There’s a new hashtag for ASH this year: #BCMA18
For biotech the past month or so has been ugly. The Esmo meeting pushed more stocks into the red than into the black, the Ash abstracts were unveiled as the market was turning sour, and the downturn accelerated as the SITC conference raised yet more doubts about immunotherapy combinations.
This means that the Ash meeting, which gets under way next week, gives the sector a final chance to redeem itself in 2018. The Ash late-breakers unveiled yesterday offer some hope of a turnaround for Genmab, though investors in other stocks active in blood cancers will look keenly to up-to-date results of studies whose abstracts have so far detailed relatively old data cuts.

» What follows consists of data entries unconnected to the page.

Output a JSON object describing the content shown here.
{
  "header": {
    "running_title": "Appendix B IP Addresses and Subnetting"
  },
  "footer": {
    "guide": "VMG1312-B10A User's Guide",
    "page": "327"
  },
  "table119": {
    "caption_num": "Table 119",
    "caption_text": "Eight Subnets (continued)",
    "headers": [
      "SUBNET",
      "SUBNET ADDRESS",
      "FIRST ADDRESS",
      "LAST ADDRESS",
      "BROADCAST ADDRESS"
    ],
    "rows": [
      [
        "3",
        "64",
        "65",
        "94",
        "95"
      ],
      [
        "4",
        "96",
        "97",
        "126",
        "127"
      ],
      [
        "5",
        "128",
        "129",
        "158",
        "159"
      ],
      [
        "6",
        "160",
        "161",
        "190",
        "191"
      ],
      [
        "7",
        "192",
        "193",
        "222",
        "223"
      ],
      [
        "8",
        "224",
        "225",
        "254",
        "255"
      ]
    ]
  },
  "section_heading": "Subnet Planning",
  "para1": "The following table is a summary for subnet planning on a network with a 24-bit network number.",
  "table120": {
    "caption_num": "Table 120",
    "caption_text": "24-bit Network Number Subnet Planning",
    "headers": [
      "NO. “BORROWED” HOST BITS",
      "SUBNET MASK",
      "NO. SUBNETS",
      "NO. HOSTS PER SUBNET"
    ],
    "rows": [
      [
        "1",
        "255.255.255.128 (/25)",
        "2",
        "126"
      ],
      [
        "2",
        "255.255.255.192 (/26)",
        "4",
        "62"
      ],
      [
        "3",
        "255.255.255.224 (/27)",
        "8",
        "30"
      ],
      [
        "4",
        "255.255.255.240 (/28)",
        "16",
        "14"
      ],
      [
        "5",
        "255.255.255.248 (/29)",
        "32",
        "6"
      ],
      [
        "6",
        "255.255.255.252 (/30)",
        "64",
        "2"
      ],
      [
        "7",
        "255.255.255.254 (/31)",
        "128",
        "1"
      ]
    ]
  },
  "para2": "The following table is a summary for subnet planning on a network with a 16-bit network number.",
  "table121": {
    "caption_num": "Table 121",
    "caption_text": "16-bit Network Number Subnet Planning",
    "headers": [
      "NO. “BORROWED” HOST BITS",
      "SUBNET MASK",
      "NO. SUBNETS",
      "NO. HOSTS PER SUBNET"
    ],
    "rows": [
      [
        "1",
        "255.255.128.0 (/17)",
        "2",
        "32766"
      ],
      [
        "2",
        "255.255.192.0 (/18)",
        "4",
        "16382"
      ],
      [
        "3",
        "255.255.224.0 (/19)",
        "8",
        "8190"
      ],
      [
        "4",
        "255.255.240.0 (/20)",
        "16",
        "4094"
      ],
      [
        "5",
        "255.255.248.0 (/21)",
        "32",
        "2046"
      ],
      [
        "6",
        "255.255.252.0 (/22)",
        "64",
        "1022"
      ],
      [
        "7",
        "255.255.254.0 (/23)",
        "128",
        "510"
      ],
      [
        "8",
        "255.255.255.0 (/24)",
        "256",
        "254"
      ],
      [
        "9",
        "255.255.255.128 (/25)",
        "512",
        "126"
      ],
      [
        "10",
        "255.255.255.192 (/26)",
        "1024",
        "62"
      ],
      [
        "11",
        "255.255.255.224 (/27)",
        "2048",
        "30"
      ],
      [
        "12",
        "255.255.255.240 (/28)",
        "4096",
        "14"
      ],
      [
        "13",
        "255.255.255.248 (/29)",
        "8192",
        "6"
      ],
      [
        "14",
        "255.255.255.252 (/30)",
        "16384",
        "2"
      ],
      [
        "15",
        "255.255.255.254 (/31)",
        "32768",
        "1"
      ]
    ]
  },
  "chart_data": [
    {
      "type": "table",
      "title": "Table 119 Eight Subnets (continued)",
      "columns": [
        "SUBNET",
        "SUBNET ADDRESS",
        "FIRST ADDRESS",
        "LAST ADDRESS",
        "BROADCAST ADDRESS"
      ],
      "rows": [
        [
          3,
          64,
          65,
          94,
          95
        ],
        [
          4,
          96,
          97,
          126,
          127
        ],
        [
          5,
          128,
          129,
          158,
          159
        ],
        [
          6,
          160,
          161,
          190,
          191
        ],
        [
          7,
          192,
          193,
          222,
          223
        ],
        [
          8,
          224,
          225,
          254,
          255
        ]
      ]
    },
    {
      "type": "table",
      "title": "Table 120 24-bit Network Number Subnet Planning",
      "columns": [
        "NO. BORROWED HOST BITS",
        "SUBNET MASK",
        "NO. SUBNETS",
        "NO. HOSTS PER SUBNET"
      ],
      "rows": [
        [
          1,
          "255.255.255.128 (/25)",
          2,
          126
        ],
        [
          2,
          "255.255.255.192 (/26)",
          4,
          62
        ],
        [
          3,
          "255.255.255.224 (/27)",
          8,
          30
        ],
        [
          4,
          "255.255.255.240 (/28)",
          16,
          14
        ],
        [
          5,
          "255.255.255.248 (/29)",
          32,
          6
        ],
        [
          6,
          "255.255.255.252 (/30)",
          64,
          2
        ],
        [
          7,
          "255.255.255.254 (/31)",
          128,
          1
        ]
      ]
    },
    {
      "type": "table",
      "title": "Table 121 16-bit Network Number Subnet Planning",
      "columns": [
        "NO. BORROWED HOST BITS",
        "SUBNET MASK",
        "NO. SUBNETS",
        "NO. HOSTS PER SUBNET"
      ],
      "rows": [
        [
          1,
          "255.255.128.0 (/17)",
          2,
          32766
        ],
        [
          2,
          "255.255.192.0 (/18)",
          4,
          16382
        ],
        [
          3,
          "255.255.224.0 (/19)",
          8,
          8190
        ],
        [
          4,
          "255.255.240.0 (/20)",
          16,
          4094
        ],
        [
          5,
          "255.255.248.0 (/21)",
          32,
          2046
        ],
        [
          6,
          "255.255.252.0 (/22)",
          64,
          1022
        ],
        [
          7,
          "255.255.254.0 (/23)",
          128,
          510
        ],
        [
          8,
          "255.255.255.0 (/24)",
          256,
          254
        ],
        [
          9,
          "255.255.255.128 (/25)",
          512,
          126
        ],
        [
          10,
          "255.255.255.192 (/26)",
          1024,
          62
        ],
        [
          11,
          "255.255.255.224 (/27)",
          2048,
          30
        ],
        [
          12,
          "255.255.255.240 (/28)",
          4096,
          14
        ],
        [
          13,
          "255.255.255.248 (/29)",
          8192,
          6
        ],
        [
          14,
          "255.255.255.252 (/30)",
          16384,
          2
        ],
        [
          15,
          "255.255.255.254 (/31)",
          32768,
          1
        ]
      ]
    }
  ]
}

A particularly nervous wait, for instance, is in store for followers of Macrogenics, whose abstract revealed only three additional complete responses in an extra 19 AML patients given its CD123 bispecific flotetuzumab. That took the overall CR rate in its phase I trial down from 25% to 19%.
There was better news for Xencor’s CD123 bispecific, XmAb14045, which had previously not shown responses, but whose Ash abstract reveals three among 13 subjects. Another closely watched area is antibody-drug conjugates, and investor focus here could fall on Immunogen’s IMGN632.
Though febrile neutropenia remains associated with ADCs, Immunogen has made much of the novel payload that IMGN632 employs. This asset has sailed largely under investors’ radar, but given that it is subject to a future opt-in from Jazz it could soon enjoy a higher profile.
|Selected oncology-focused Ash abstracts|
|Saturday, 1 Dec|
|IMGN632||Immunogen/Jazz||CD123 ACD, ph1||27||8:00am|
|RG6026||Roche||CD20 bispecific, first-in-human ph1||226||4:45pm|
|Kymriah||Novartis||Juliet (NHL) trial update||1684||6:15pm|
|AUTO5||Autolus||TRBC1 CAR, preclinical||1661||6:15pm|
|Switch tech||Alpine Immune||PD-1 switch domains for TCR use||2052||6:15pm|
|Sunday, 2 Dec|
|Various||Various||Beat AML umbrella study||559||8:00am|
|AUTO3||Autolus||CD19, CD22 dual CAR, ph1 Amelia study||279||8:00am|
|JCAR014||Celgene (ex-Juno)||Imbruvica combo||299||8:30am|
|bb21217||Bluebird/Celgene||BCMA CAR w improved manufacturing, ph1||488||4:45pm|
|KITE-439||Gilead (ex-Kite)||HPV16 E7 eTCR||492||5:45pm|
|ALLO-819||Allogene/Cellectis||Flt3 CAR, preclinical||3335||6:00pm|
|ACTR707||Unum||Ph1 ATTCK‑20-03 trial||2966||6:00pm|
|Monday, 3 Dec|
|ALLO-715||Allogene/Cellectis||BCMA CAR, preclinical||591||7:30am|
|huCD19 CAR||Gilead/NCI||Ph1 update||697||10:30am|
|XmAb14045||Xencor||CD123 bispecific, ph1||763||2:45pm|
|Flotetuzumab||Macrogenics||CD123 bispecific, ph1 cohort expansion||764||3:00pm|
|LCAR-B38M||Nanjing Legend/J&J||First ph1 update since Asco 2017||955||4:30pm|
|Kymriah||Novartis||Eliana (paed ALL) trial update||895||4:30pm|
|JCAR017||Celgene (ex-Juno)||Defined-comp CAR, Plat-02 (paed ALL) trial||967||4:30pm|
|CD19/CD22 bisp CAR||NCI||Bispecific CAR, first ph1 trial||898||5:15pm|
|JCARH125||Celgene (ex-Juno)||Phase 1/2 Evolve trial (BCMA CAR)||957||5:00pm|
|MCARH171||MSKCC||Ph1 BCMA CAR||959||5:30pm|
|FT819||Fate||Allo CD19 CAR-T, preclinical||4546||6:00pm|
|P-Bcma-101||Poseida||Centyrin-based BCMA CAR, ph1||1012||7:00pm|
|Tuesday, 4 Dec|
|Darzalex||Genmab/J&J||Maia 1L Revlimid combo||LBA-2||7:30am|
For Genmab, which stands 15% down on the year, and 35% below its August 2017 peak, scoring an Ash late-breaker was good news. The presentation reveals results of Maia, a study that is vital for extending the reach of its Johnson & Johnson-partnered multiple myeloma drug, Darzalex.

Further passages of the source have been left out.